Reproductive toxicity of di(2-ethylhexyl) phthalate in selenium-supplemented and selenium-deficient rats

Erkekoglu P., ZEYBEK N. D., Giray B., Asan E., Arnaud J., Hincal F.

DRUG AND CHEMICAL TOXICOLOGY, vol.34, no.4, pp.379-389, 2011 (SCI-Expanded) identifier identifier identifier

  • Publication Type: Article / Article
  • Volume: 34 Issue: 4
  • Publication Date: 2011
  • Doi Number: 10.3109/01480545.2010.547499
  • Journal Indexes: Science Citation Index Expanded (SCI-EXPANDED), Scopus
  • Page Numbers: pp.379-389
  • Keywords: Phthalates, di(ethylhexyl) phthalate (DEHP), selenium deficiency, selenium supplementation, testosterone, FSH, LH, sperm, testicular histopathology, IN-UTERO EXPOSURE, GENE-EXPRESSION, TESTOSTERONE PRODUCTION, DIETHYLHEXYL PHTHALATE, LEYDIG-CELLS, SPERMATOGENESIS, STEROIDOGENESIS, MECHANISMS, IDENTIFICATION, INFANTS
  • Hacettepe University Affiliated: Yes


Phthalates are abundantly produced plasticizers, and di(ethylhexyl) phthalate (DEHP) is the most widely used derivative in various consumer products and medical devices. Animal studies show that DEHP and various other phthalates cause reproductive and developmental toxicity.

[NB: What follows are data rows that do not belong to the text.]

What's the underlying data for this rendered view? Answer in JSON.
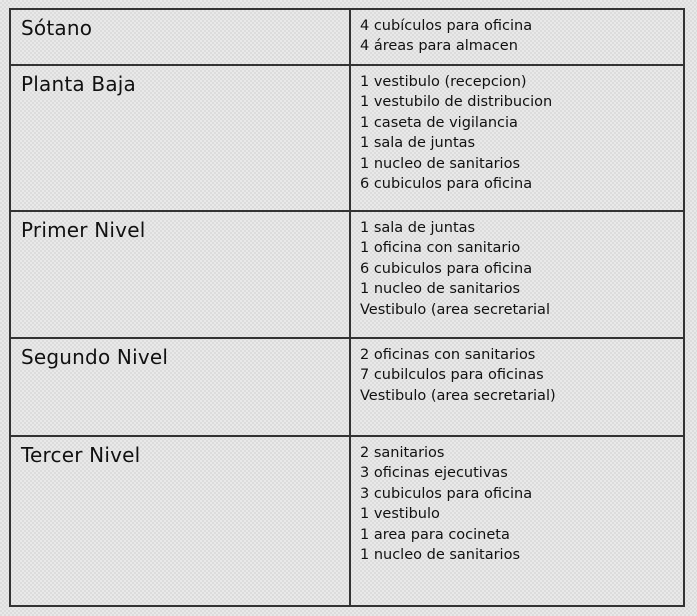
{
  "rows": [
    {
      "level": "Sótano",
      "items": [
        "4 cubículos para oficina",
        "4 áreas para almacen"
      ]
    },
    {
      "level": "Planta Baja",
      "items": [
        "1 vestibulo (recepcion)",
        "1 vestubilo de distribucion",
        "1 caseta de vigilancia",
        "1 sala de juntas",
        "1 nucleo de sanitarios",
        "6 cubiculos para oficina"
      ]
    },
    {
      "level": "Primer Nivel",
      "items": [
        "1 sala de juntas",
        "1 oficina con sanitario",
        "6 cubiculos para oficina",
        "1 nucleo de sanitarios",
        "Vestibulo (area secretarial"
      ]
    },
    {
      "level": "Segundo Nivel",
      "items": [
        "2 oficinas con sanitarios",
        "7 cubilculos para oficinas",
        "Vestibulo (area secretarial)"
      ]
    },
    {
      "level": "Tercer Nivel",
      "items": [
        "2 sanitarios",
        "3 oficinas ejecutivas",
        "3 cubiculos para oficina",
        "1 vestibulo",
        "1 area para cocineta",
        "1 nucleo de sanitarios"
      ]
    }
  ]
}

Although the evidences are limited, it seems reasonable that DEHP may have a potential for similar adverse effects in humans. Such concerns are increasing, particularly for the developing reproductive system of male infants and children. By taking into account the essentiality of selenium (Se) in testicular structure and functions and the high prevalence of inadequate Se intake in various part of the world, this study was designed to investigate the testicular toxicity of DEHP in Se-deficient male rats and to examine the possible preventive effects of Se supplementation on phthalate toxicity. Se deficiency was generated by feeding 3-week-old Sprague-Dawley rats with a <= 0.05 Se mg/kg diet for 5 weeks. Supplementation groups were on a 1 mg Se/kg diet, and DEHP-treated groups received a 1,000 mg/kg dose by gavage during the last 10 days of the feeding period. Testicular histopathology, sperm count and motility, and sperm morphology were examined, and plasma levels of sex hormones were measured. Toxicity and antiandrogenic effects of DEHP were evidenced by disturbed testicular histology and spermatogenesis, diminished testosterone, leutinizing hormone (LH) and follicle stimulating hormone (FSH) levels, and sperm motility. The effects of DEHP were much more pronounced in Se-deficient rats, whereas Se supplementation was found to be protective, reflecting its regulating role in cellular redox equilibrium.